Mrs Brown’s Bracelet was programmed into one staff pager. This meant that the other staff did not need to leave the people they were with. Additional resources were allocated to ensure that this staff member was not included in the core staffing levels required and was free to walk with Mrs Brown wherever she left the building.
For the first few days the staff member stayed a discrete distance behind Mrs Brown and only approached to offer assistance when she appeared tired, confused or in danger. This assistance was usually to call for a taxi to take them both back to the care home.
As the weeks progressed Mrs Brown would call the staff member from behind her and encourage them to walk and chat with her. Rather than rush back to the unit, the cook would often pop out with a flask of soup and two coats and arrangements were made enable them both to return later in the day. By the following month she was starting to check out who was walking with her that day and to call for them when she was ready to go.
Following a further case conference it was agreed that the crisis situation had passed and that Mrs Brown no longer required to use the bracelet. Staff now had a clear picture of when she was most likely to want to go out. How far she could walk without getting tired and where she liked to walk to. Her care plan was adjusted to coincide with these times when she liked to walk and this resulted in her going out with staff at key times every day to collect the papers, deliver the mail and feed the ducks in the local pond.
Her relationship with staff, other people using the service and her family improved significantly. Mrs Brown was now seen as someone who contributed to life in the unit and no longer a nuisance. She no longer saw staff as guards and began to build up friendships again. During the next few months Mrs Brown began to learn her way to and from the shops and latterly no longer required someone to go with her.
Case study 2
Mrs Watson lived alone and had been subject to several bogus callers who had taken cash and valuables from her home. Mrs Watson’s daughter decided to move in with her as she was worried about her mum’s safety. However once she had done this she found that she could no longer go out of the house as Mrs Watson may let someone in again when she was out.
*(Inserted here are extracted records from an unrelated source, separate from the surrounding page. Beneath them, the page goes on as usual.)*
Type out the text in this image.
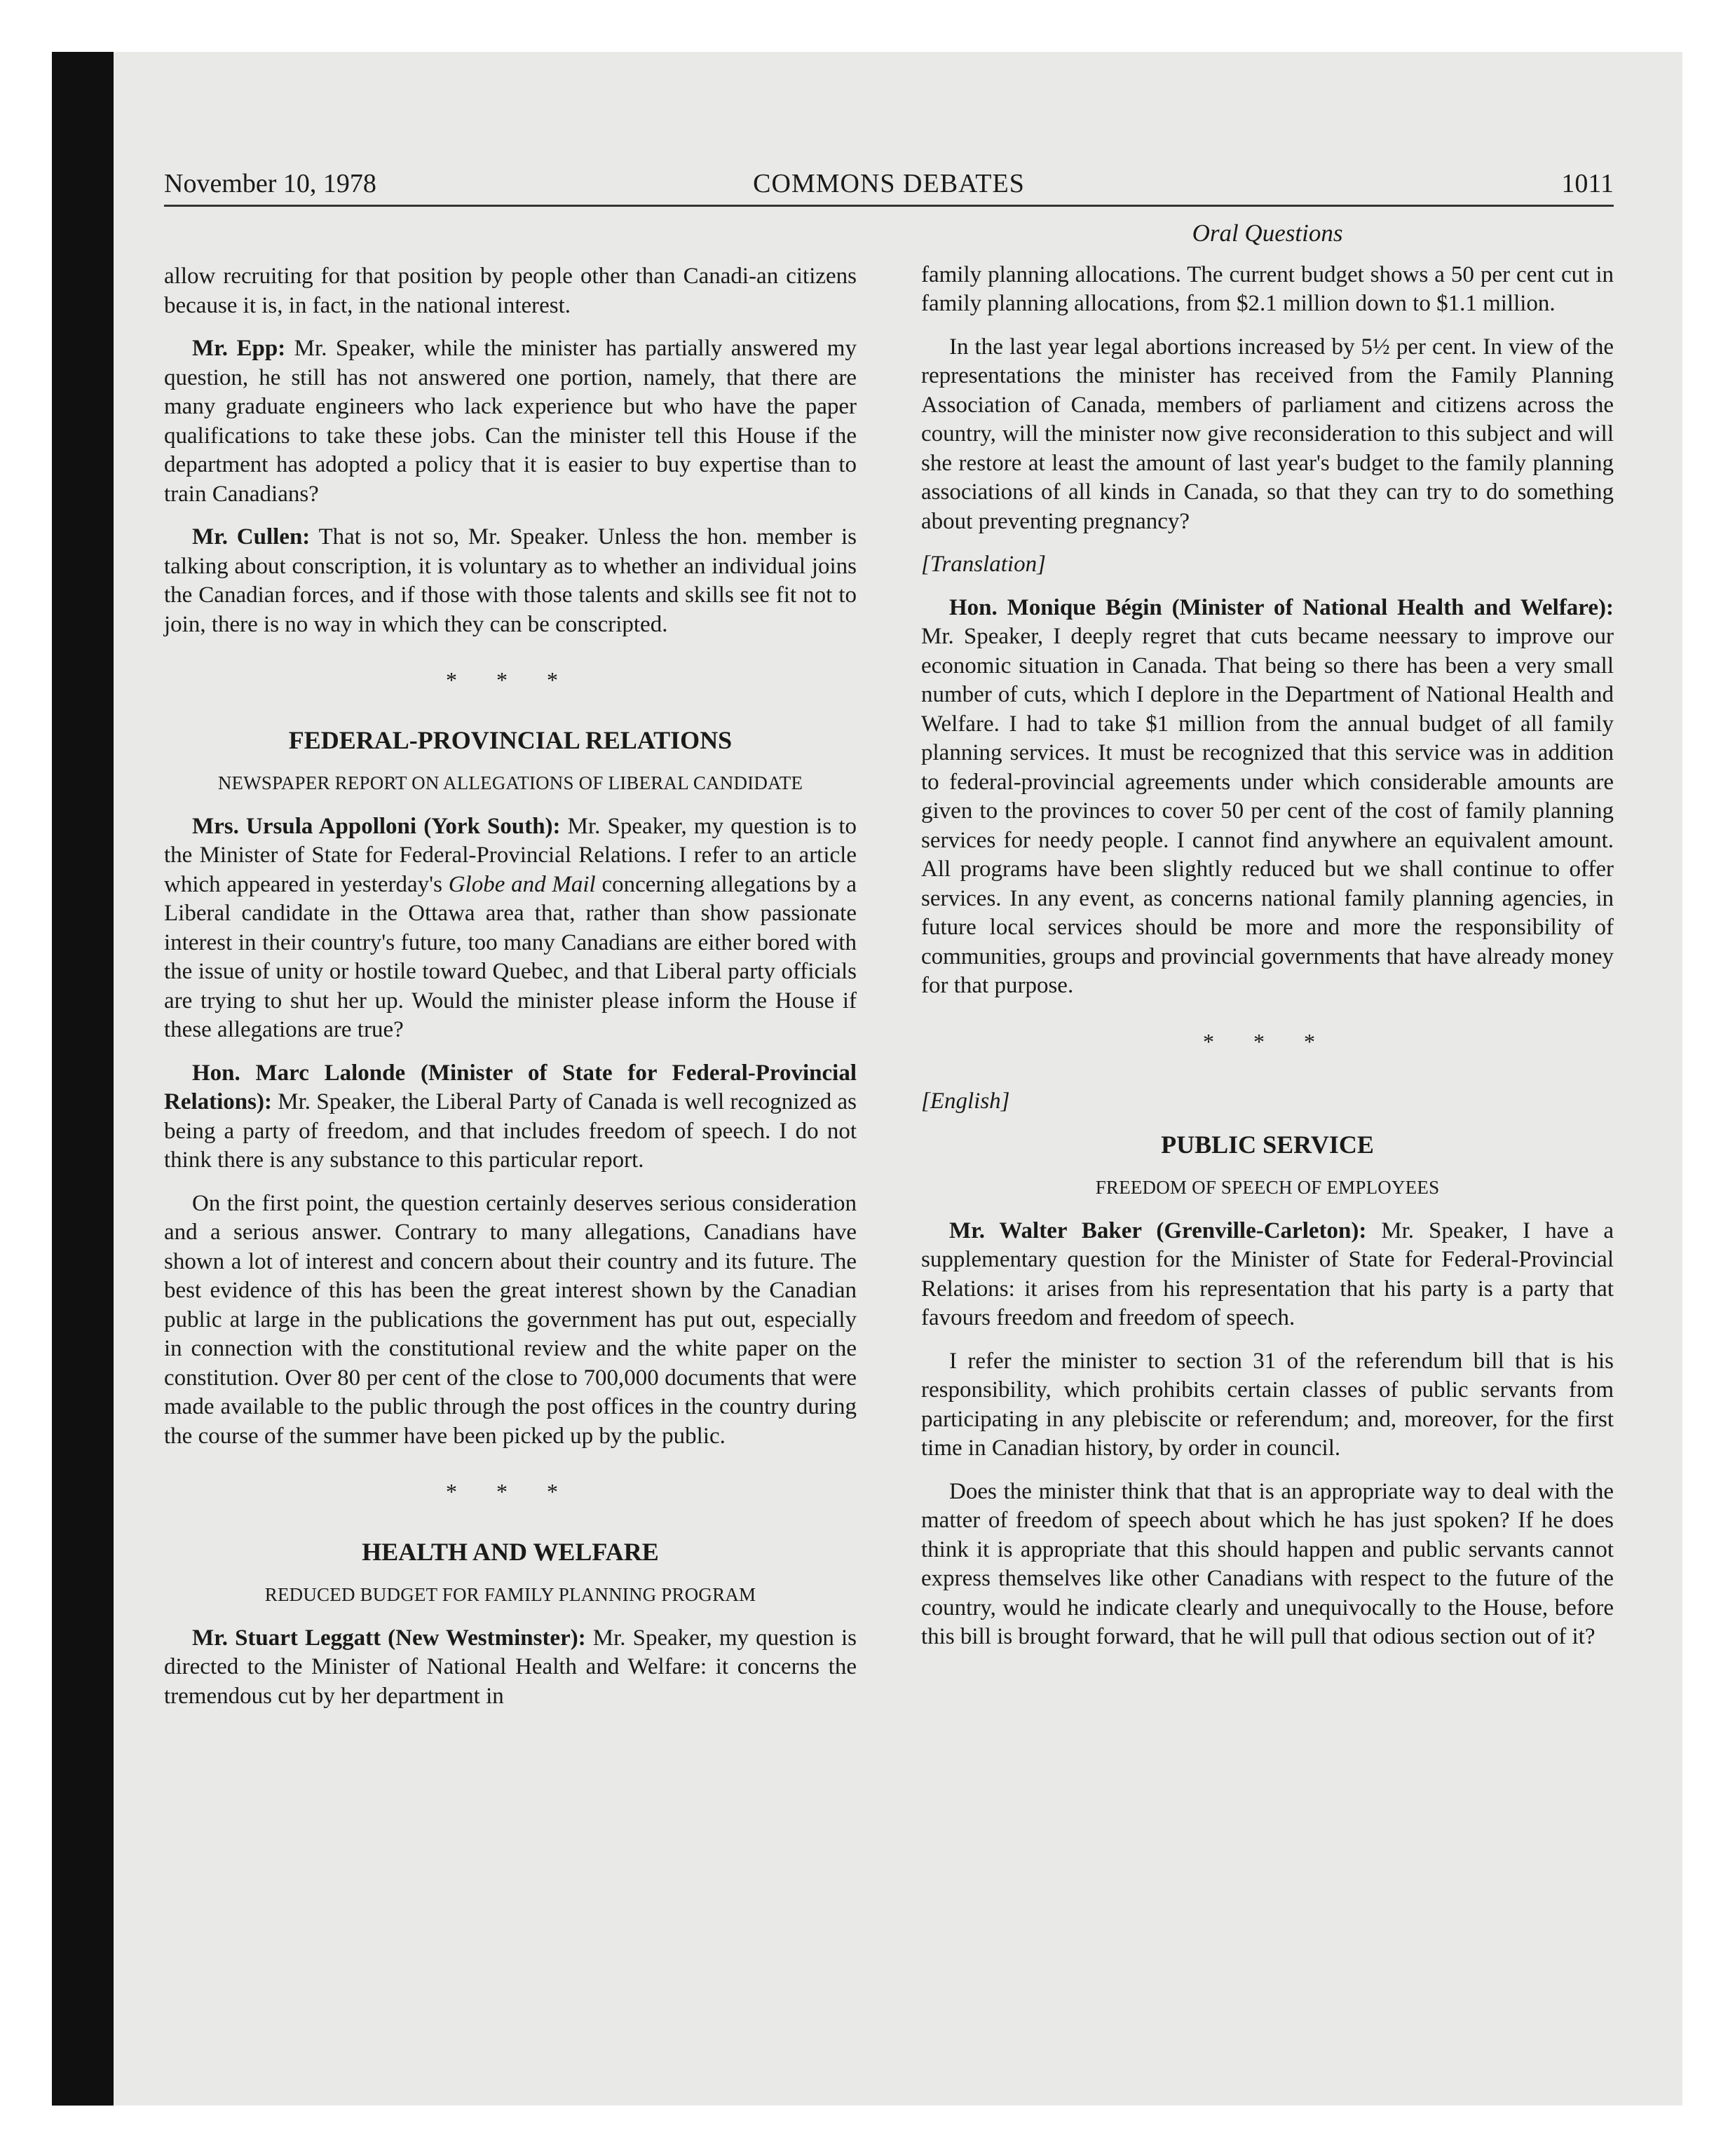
COMMONS DEBATES
November 10, 1978	1011

allow recruiting for that position by people other than Canadi-an citizens because it is, in fact, in the national interest.

Mr. Epp: Mr. Speaker, while the minister has partially answered my question, he still has not answered one portion, namely, that there are many graduate engineers who lack experience but who have the paper qualifications to take these jobs. Can the minister tell this House if the department has adopted a policy that it is easier to buy expertise than to train Canadians?

Mr. Cullen: That is not so, Mr. Speaker. Unless the hon. member is talking about conscription, it is voluntary as to whether an individual joins the Canadian forces, and if those with those talents and skills see fit not to join, there is no way in which they can be conscripted.

* * *
FEDERAL-PROVINCIAL RELATIONS
NEWSPAPER REPORT ON ALLEGATIONS OF LIBERAL CANDIDATE

Mrs. Ursula Appolloni (York South): Mr. Speaker, my question is to the Minister of State for Federal-Provincial Relations. I refer to an article which appeared in yesterday's Globe and Mail concerning allegations by a Liberal candidate in the Ottawa area that, rather than show passionate interest in their country's future, too many Canadians are either bored with the issue of unity or hostile toward Quebec, and that Liberal party officials are trying to shut her up. Would the minister please inform the House if these allegations are true?

Hon. Marc Lalonde (Minister of State for Federal-Provincial Relations): Mr. Speaker, the Liberal Party of Canada is well recognized as being a party of freedom, and that includes freedom of speech. I do not think there is any substance to this particular report.

On the first point, the question certainly deserves serious consideration and a serious answer. Contrary to many allegations, Canadians have shown a lot of interest and concern about their country and its future. The best evidence of this has been the great interest shown by the Canadian public at large in the publications the government has put out, especially in connection with the constitutional review and the white paper on the constitution. Over 80 per cent of the close to 700,000 documents that were made available to the public through the post offices in the country during the course of the summer have been picked up by the public.

* * *
HEALTH AND WELFARE
REDUCED BUDGET FOR FAMILY PLANNING PROGRAM

Mr. Stuart Leggatt (New Westminster): Mr. Speaker, my question is directed to the Minister of National Health and Welfare: it concerns the tremendous cut by her department in

Oral Questions

family planning allocations. The current budget shows a 50 per cent cut in family planning allocations, from $2.1 million down to $1.1 million.

In the last year legal abortions increased by 5½ per cent. In view of the representations the minister has received from the Family Planning Association of Canada, members of parliament and citizens across the country, will the minister now give reconsideration to this subject and will she restore at least the amount of last year's budget to the family planning associations of all kinds in Canada, so that they can try to do something about preventing pregnancy?

[Translation]

Hon. Monique Bégin (Minister of National Health and Welfare): Mr. Speaker, I deeply regret that cuts became neessary to improve our economic situation in Canada. That being so there has been a very small number of cuts, which I deplore in the Department of National Health and Welfare. I had to take $1 million from the annual budget of all family planning services. It must be recognized that this service was in addition to federal-provincial agreements under which considerable amounts are given to the provinces to cover 50 per cent of the cost of family planning services for needy people. I cannot find anywhere an equivalent amount. All programs have been slightly reduced but we shall continue to offer services. In any event, as concerns national family planning agencies, in future local services should be more and more the responsibility of communities, groups and provincial governments that have already money for that purpose.

* * *

[English]

PUBLIC SERVICE
FREEDOM OF SPEECH OF EMPLOYEES

Mr. Walter Baker (Grenville-Carleton): Mr. Speaker, I have a supplementary question for the Minister of State for Federal-Provincial Relations: it arises from his representation that his party is a party that favours freedom and freedom of speech.

I refer the minister to section 31 of the referendum bill that is his responsibility, which prohibits certain classes of public servants from participating in any plebiscite or referendum; and, moreover, for the first time in Canadian history, by order in council.

Does the minister think that that is an appropriate way to deal with the matter of freedom of speech about which he has just spoken? If he does think it is appropriate that this should happen and public servants cannot express themselves like other Canadians with respect to the future of the country, would he indicate clearly and unequivocally to the House, before this bill is brought forward, that he will pull that odious section out of it?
Assistive technology introduced
A door entry system was fitted and this was diverted to her landline phone. This phone in turn had a divert facility and could be sent to Mrs Watson’s daughter’s mobile.
Mrs Watson’s door bell no longer rang when her daughter was not in the house therefore Mrs Watson did not open the door to strangers. Mrs Watson’s daughter could answer the phone (doorbell) wherever she was and ask the caller to call back later at a more suitable time. The caller was unaware that Mrs Watson was in the house alone, as he/she had just spoken to her daughter over the intercom. Both continue to live safely and with less distress in the community.